Echouages et recherche pétrolière

Merci à Jean-Pascal Quod et à Jeremy KISZKA qui nous ont fait parvenir des photos et des informations sur les échouages de cétacés à Madagascar.  D’après les informations reçues des uns et des autres, il s’agirait de plusieurs échouages sur la cote ouest de Madagascar dont certains impliquaient des centaines d’individus (pseudorques et petits delphinidés, probablement du genre Stenella). Il est possible que ces échouages soient en lien avec les activités de prospection pétrolière en cours autour des Comores et le long des côtes malgaches. 

A ce sujet, Olivier Adam fait les constats suivants : 

1.  La recherche pétrolifère pose des problèmes de nuisance acoustique. 

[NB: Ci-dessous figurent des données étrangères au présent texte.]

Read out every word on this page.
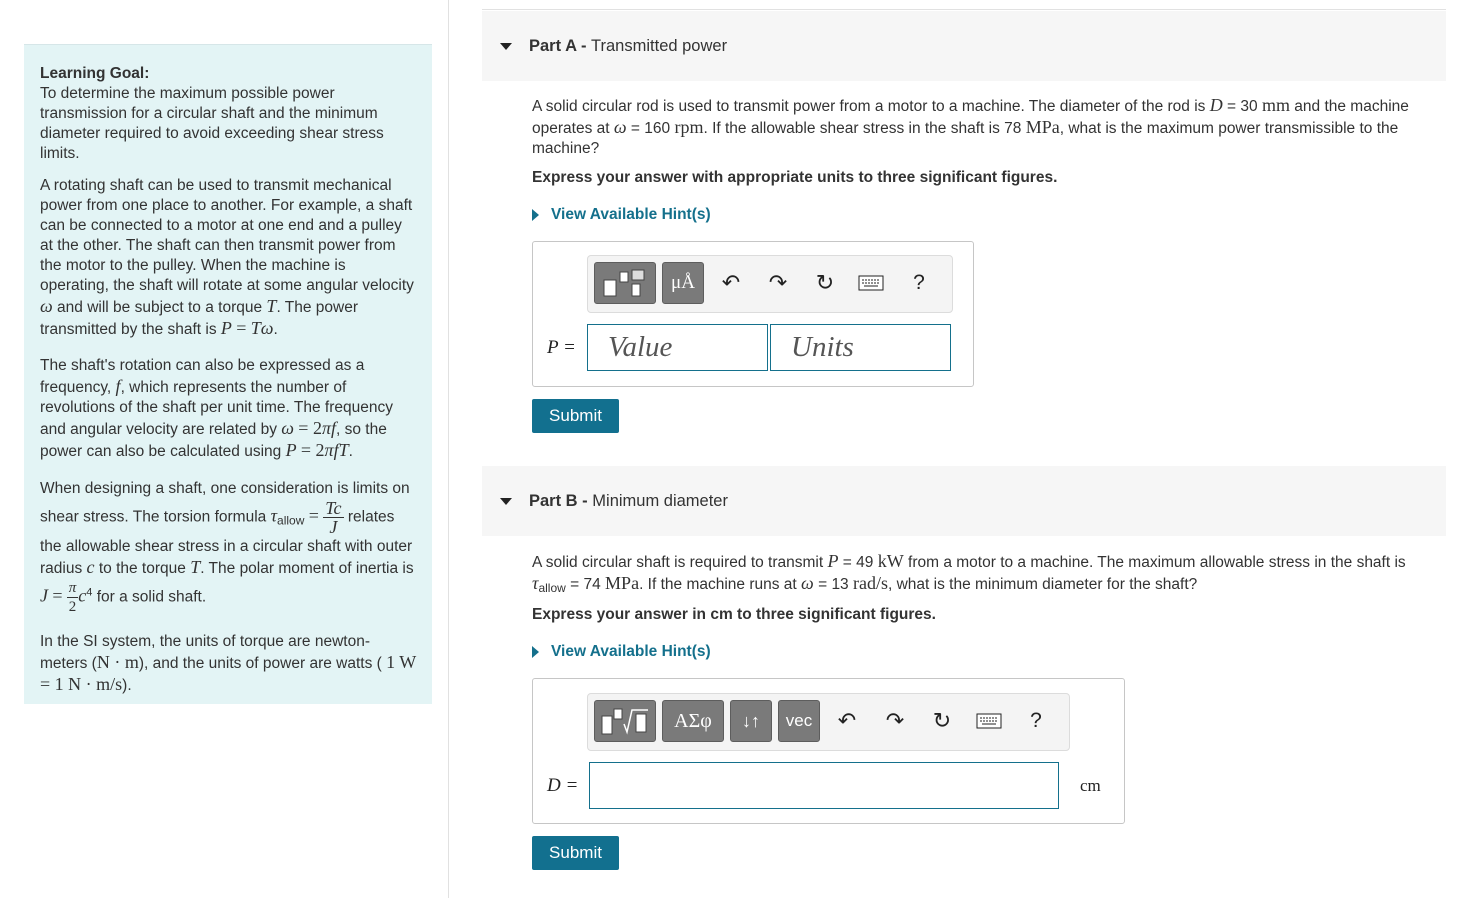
Learning Goal:

To determine the maximum possible power transmission for a circular shaft and the minimum diameter required to avoid exceeding shear stress limits.

A rotating shaft can be used to transmit mechanical power from one place to another. For example, a shaft can be connected to a motor at one end and a pulley at the other. The shaft can then transmit power from the motor to the pulley. When the machine is operating, the shaft will rotate at some angular velocity ω and will be subject to a torque T. The power transmitted by the shaft is P = Tω.

The shaft's rotation can also be expressed as a frequency, f, which represents the number of revolutions of the shaft per unit time. The frequency and angular velocity are related by ω = 2πf, so the power can also be calculated using P = 2πfT.

When designing a shaft, one consideration is limits on shear stress. The torsion formula $\tau_{allow} = \frac{Tc}{J}$ relates the allowable shear stress in a circular shaft with outer radius c to the torque T. The polar moment of inertia is $J = \frac{\pi}{2} c^4$ for a solid shaft.

In the SI system, the units of torque are newton-meters (N · m), and the units of power are watts ( 1 W = 1 N · m/s).

Part A -
Transmitted power
A solid circular rod is used to transmit power from a motor to a machine. The diameter of the rod is D = 30 mm and the machine operates at ω = 160 rpm. If the allowable shear stress in the shaft is 78 MPa, what is the maximum power transmissible to the machine?
Express your answer with appropriate units to three significant figures.
View Available Hint(s)
μÅ	↶ ↷ ↻	?
P = Value	Units
Submit
Part B -
Minimum diameter
A solid circular shaft is required to transmit P = 49 kW from a motor to a machine. The maximum allowable stress in the shaft is $\tau_{allow} = 74$ MPa. If the machine runs at ω = 13 rad/s, what is the minimum diameter for the shaft?
Express your answer in cm to three significant figures.
View Available Hint(s)
ΑΣφ	↓↑	vec	↶ ↷ ↻	?
D =	cm
Submit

2.  Il est difficile de se prononcer sur l’impact des sons émis par les canons à air sur toutes les espèces de cétacés. Des témoignages montrent par exemple que des cachalots s’approchent des navires alors que les canons à air sont en activité.

3.  La recherche scientifique ne pourra pas empêcher la recherche pétrolifère. Par contre, elle peut tenter de la contraindre, en limitant l’accès à certaines zones pendant des périodes précises (sur la base de cartes de hot-spots) et en incitant au respect d’une charte d’utilisation des instruments (« ramp-up » notamment).  Parmi les propositions d’intervention possibles dans le cadre du réseau cétacés, j’ai noté (en les regroupant entre mise en œuvre à court terme et à plus long terme).

A court terme : 

  • Recenser les prospections. 
  • Alerter les autorités des différents pays. 
  • Assurer un suivi rigoureux des échouages. 

A moyen ou long terme : 

  • Recenser les espèces (ou sous-espèces) de cétacés qui seraient particulièrement sensibles à cette nuisance sonore. 
  • Établir une carte des hot-spots de présence des cétacés. 
  • Définir et diffuser une charte d’utilisation des instruments utilisés en recherche pétrolière. 
  • Assurer une veille des populations pour préserver ces dernières des impacts humains. 
  • Mettre en commun les informations au niveau régional. 
  • Placer des observateurs (scientifiques et/ou d’ONG) à bord des navires de recherche. 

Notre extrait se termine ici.